Sarah’s research interests are in diagnostic and prognostic modelling for clinical prediction, and systematic reviews of diagnostic test accuracy.
Her experience in predictive modelling mainly stems from her work in the field of diagnosis and prognostication of hepatocellular carcinoma (HCC). She contributed to the development of models predicting various clinical outcomes in HCC and chronic liver disease patients. This led to publications in high impact journals. Highlights being the development of a measure for liver function (ALBI grade) in HCC patients, which has been independently validated, with the potential to replace the current Child-Pugh grade. Another is the GALAD score for predicting the probability of HCC in patients with chronic liver disease. In 2020, the GALAD score (as part of Roche Diagnostics Liver Indication Program) was granted the Breakthrough Device Designation by the U.S. Food and Drug Administration (FDA).

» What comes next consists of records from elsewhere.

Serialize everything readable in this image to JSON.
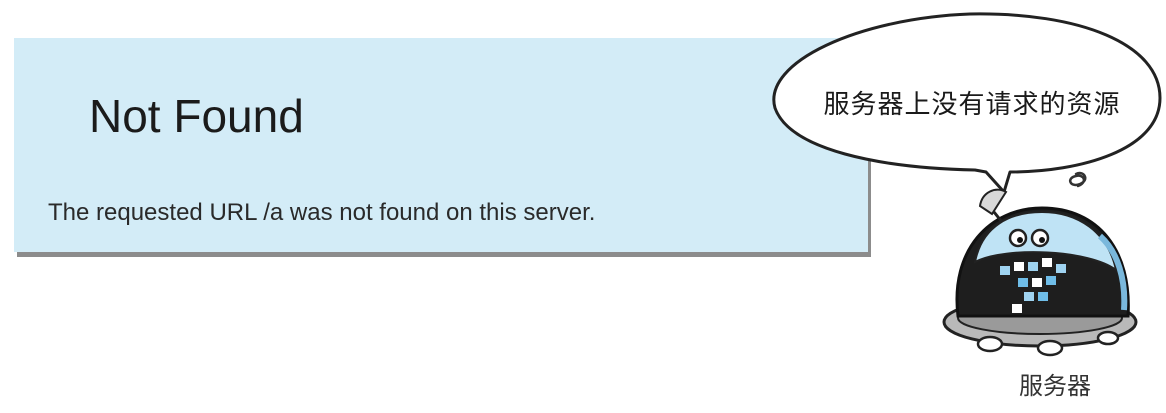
{
  "error_page": {
    "title": "Not Found",
    "message": "The requested URL /a was not found on this server."
  },
  "bubble": {
    "text": "服务器上没有请求的资源"
  },
  "server": {
    "label": "服务器",
    "icon": "server-robot-icon"
  },
  "colors": {
    "panel_background": "#d3ecf7",
    "panel_shadow": "#8c8c8c",
    "robot_body": "#1e1e1e",
    "robot_dome": "#bfe3f5"
  }
}
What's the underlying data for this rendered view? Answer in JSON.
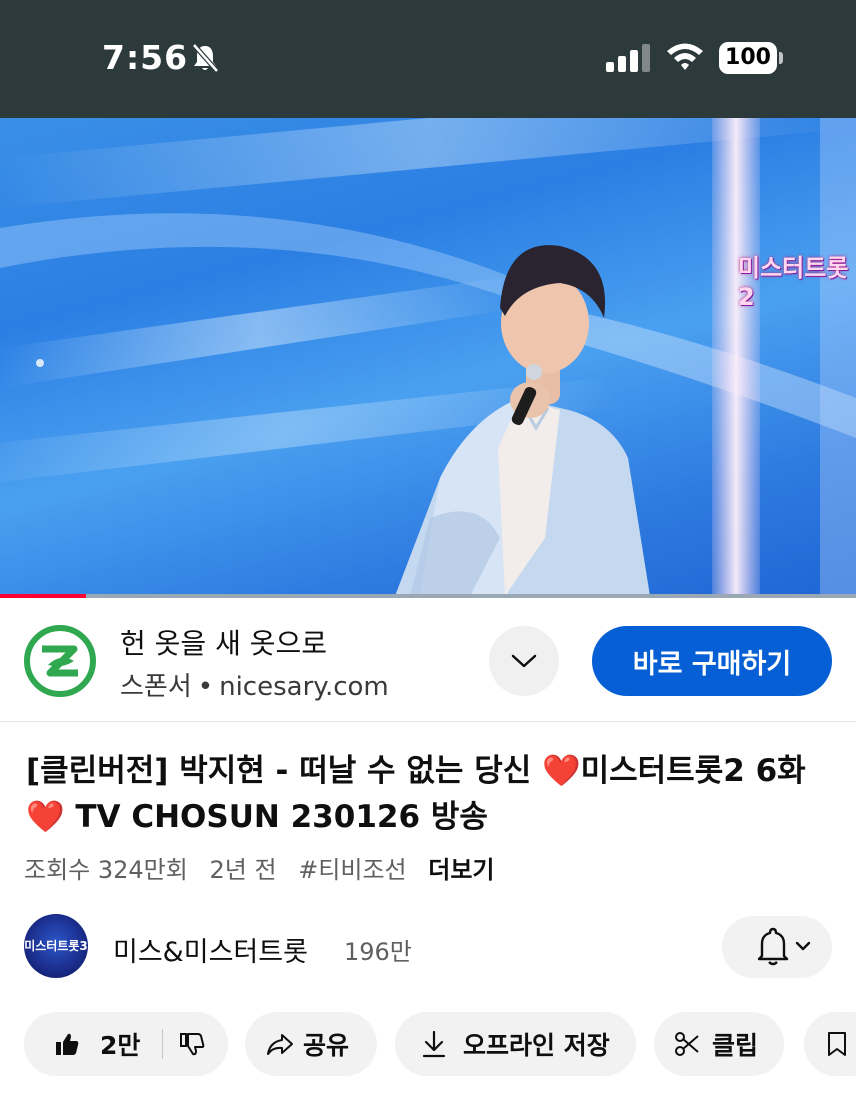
{
  "status_bar": {
    "time": "7:56",
    "battery": "100"
  },
  "video": {
    "channel_logo_text": "미스터트롯2",
    "progress_fraction": 0.1
  },
  "ad": {
    "title": "헌 옷을 새 옷으로",
    "sponsor_label": "스폰서",
    "separator": "•",
    "domain": "nicesary.com",
    "cta_label": "바로 구매하기",
    "accent_color": "#065fd4"
  },
  "video_info": {
    "title": "[클린버전] 박지현 - 떠날 수 없는 당신 ❤️미스터트롯2 6화❤️ TV CHOSUN 230126 방송",
    "views": "조회수 324만회",
    "age": "2년 전",
    "hashtag": "#티비조선",
    "more_label": "더보기"
  },
  "channel": {
    "avatar_text": "미스터트롯3",
    "name": "미스&미스터트롯",
    "subscribers": "196만"
  },
  "actions": {
    "like_count": "2만",
    "share_label": "공유",
    "offline_label": "오프라인 저장",
    "clip_label": "클립"
  }
}
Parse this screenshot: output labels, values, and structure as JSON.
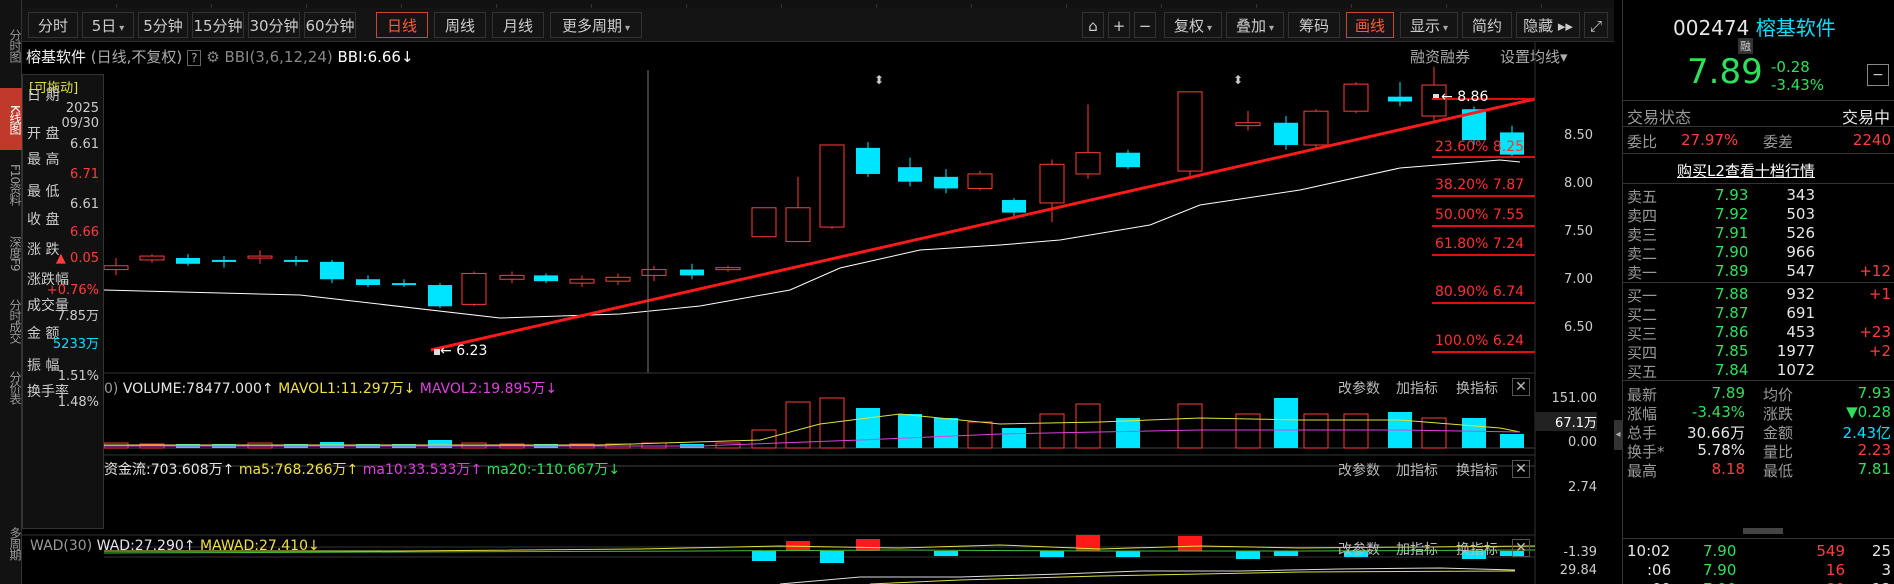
{
  "sidebar": {
    "items": [
      "分时图",
      "K线图",
      "F10资料",
      "深度F9",
      "分时成交",
      "分价表",
      "多周期"
    ],
    "active_index": 1
  },
  "toolbar": {
    "items": [
      "分时",
      "5日",
      "5分钟",
      "15分钟",
      "30分钟",
      "60分钟",
      "日线",
      "周线",
      "月线",
      "更多周期"
    ],
    "active": "日线",
    "right_items": [
      "复权",
      "叠加",
      "筹码",
      "画线",
      "显示",
      "简约",
      "隐藏"
    ],
    "active_right": "画线"
  },
  "header": {
    "stock_name": "榕基软件",
    "mode": "(日线,不复权)",
    "help": "?",
    "indicator": "BBI(3,6,12,24)",
    "bbi_value": "BBI:6.66",
    "bbi_arrow": "↓",
    "financing": "融资融券",
    "set_ma": "设置均线"
  },
  "infobox": {
    "tag": "[可拖动]",
    "rows": [
      {
        "label": "日 期",
        "value": "2025\n09/30",
        "color": "#ccc"
      },
      {
        "label": "开 盘",
        "value": "6.61",
        "color": "#ccc"
      },
      {
        "label": "最 高",
        "value": "6.71",
        "color": "#ff3d3d"
      },
      {
        "label": "最 低",
        "value": "6.61",
        "color": "#ccc"
      },
      {
        "label": "收 盘",
        "value": "6.66",
        "color": "#ff3d3d"
      },
      {
        "label": "涨 跌",
        "value": "▲ 0.05",
        "color": "#ff3d3d"
      },
      {
        "label": "涨跌幅",
        "value": "+0.76%",
        "color": "#ff3d3d"
      },
      {
        "label": "成交量",
        "value": "7.85万",
        "color": "#ccc"
      },
      {
        "label": "金 额",
        "value": "5233万",
        "color": "#00e0ff"
      },
      {
        "label": "振 幅",
        "value": "1.51%",
        "color": "#ccc"
      },
      {
        "label": "换手率",
        "value": "1.48%",
        "color": "#ccc"
      }
    ]
  },
  "price_axis": [
    "8.50",
    "8.00",
    "7.50",
    "7.00",
    "6.50"
  ],
  "fib": [
    {
      "label": "23.60% 8.25"
    },
    {
      "label": "38.20% 7.87"
    },
    {
      "label": "50.00% 7.55"
    },
    {
      "label": "61.80% 7.24"
    },
    {
      "label": "80.90% 6.74"
    },
    {
      "label": "100.0% 6.24"
    }
  ],
  "high_label": "8.86",
  "low_label": "6.23",
  "volume": {
    "title": "VOLUME:78477.000",
    "arrow": "↑",
    "mavol1": "MAVOL1:11.297万",
    "mavol1_arrow": "↓",
    "mavol2": "MAVOL2:19.895万",
    "mavol2_arrow": "↓",
    "prefix": "0)",
    "axis": [
      "151.00",
      "67.1万",
      "0.00"
    ]
  },
  "fund": {
    "title": "资金流:703.608万",
    "arrow": "↑",
    "ma5": "ma5:768.266万",
    "ma5_arrow": "↑",
    "ma10": "ma10:33.533万",
    "ma10_arrow": "↑",
    "ma20": "ma20:-110.667万",
    "ma20_arrow": "↓",
    "axis": [
      "2.74",
      "-1.39"
    ]
  },
  "wad": {
    "name": "WAD(30)",
    "title": "WAD:27.290",
    "arrow": "↑",
    "mawad": "MAWAD:27.410",
    "mawad_arrow": "↓",
    "axis": "29.84"
  },
  "panel_btns": [
    "改参数",
    "加指标",
    "换指标"
  ],
  "right": {
    "code": "002474",
    "name": "榕基软件",
    "rong": "融",
    "price": "7.89",
    "change": "-0.28",
    "pct": "-3.43%",
    "status_label": "交易状态",
    "status_value": "交易中",
    "weibi_label": "委比",
    "weibi": "27.97%",
    "weicha_label": "委差",
    "weicha": "2240",
    "l2": "购买L2查看十档行情",
    "asks": [
      {
        "label": "卖五",
        "price": "7.93",
        "vol": "343",
        "chg": ""
      },
      {
        "label": "卖四",
        "price": "7.92",
        "vol": "503",
        "chg": ""
      },
      {
        "label": "卖三",
        "price": "7.91",
        "vol": "526",
        "chg": ""
      },
      {
        "label": "卖二",
        "price": "7.90",
        "vol": "966",
        "chg": ""
      },
      {
        "label": "卖一",
        "price": "7.89",
        "vol": "547",
        "chg": "+12"
      }
    ],
    "bids": [
      {
        "label": "买一",
        "price": "7.88",
        "vol": "932",
        "chg": "+1"
      },
      {
        "label": "买二",
        "price": "7.87",
        "vol": "691",
        "chg": ""
      },
      {
        "label": "买三",
        "price": "7.86",
        "vol": "453",
        "chg": "+23"
      },
      {
        "label": "买四",
        "price": "7.85",
        "vol": "1977",
        "chg": "+2"
      },
      {
        "label": "买五",
        "price": "7.84",
        "vol": "1072",
        "chg": ""
      }
    ],
    "stats": [
      {
        "l1": "最新",
        "v1": "7.89",
        "c1": "green",
        "l2": "均价",
        "v2": "7.93",
        "c2": "green"
      },
      {
        "l1": "涨幅",
        "v1": "-3.43%",
        "c1": "green",
        "l2": "涨跌",
        "v2": "▼0.28",
        "c2": "green"
      },
      {
        "l1": "总手",
        "v1": "30.66万",
        "c1": "white",
        "l2": "金额",
        "v2": "2.43亿",
        "c2": "cyan"
      },
      {
        "l1": "换手*",
        "v1": "5.78%",
        "c1": "white",
        "l2": "量比",
        "v2": "2.23",
        "c2": "red"
      },
      {
        "l1": "最高",
        "v1": "8.18",
        "c1": "red",
        "l2": "最低",
        "v2": "7.81",
        "c2": "green"
      }
    ],
    "ticks": [
      {
        "t": "10:02",
        "p": "7.90",
        "v": "549",
        "n": "25"
      },
      {
        "t": ":06",
        "p": "7.90",
        "v": "16",
        "n": "3"
      },
      {
        "t": ":09",
        "p": "7.90",
        "v": "89",
        "n": "12"
      }
    ]
  },
  "colors": {
    "up": "#ff3d3d",
    "down": "#00e5ff",
    "trend": "#ff1a1a",
    "bbi": "#ffffff"
  }
}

Sarah is involved in various systematic reviews for evaluating the diagnostic accuracies of tests for colorectal cancer, melanoma, rheumatoid arthritis, ovarian cancer and COVID-19 (antigen and PCR).
- mTBI-predict Study: a prospective cohort biomarker study for identifying novel biomarkers for prognosis of the most disabling sequelae in patients with mild traumatic injury (mTBI).
- COPE-West Midlands (COPE-WM): a study examining the relative contribution of occupational, sociodemographic, home environment, lifestyle and clinical characteristics in the risk of SARS-CoV-2 infection among healthcare workers in several NHS Trusts within the West Midlands.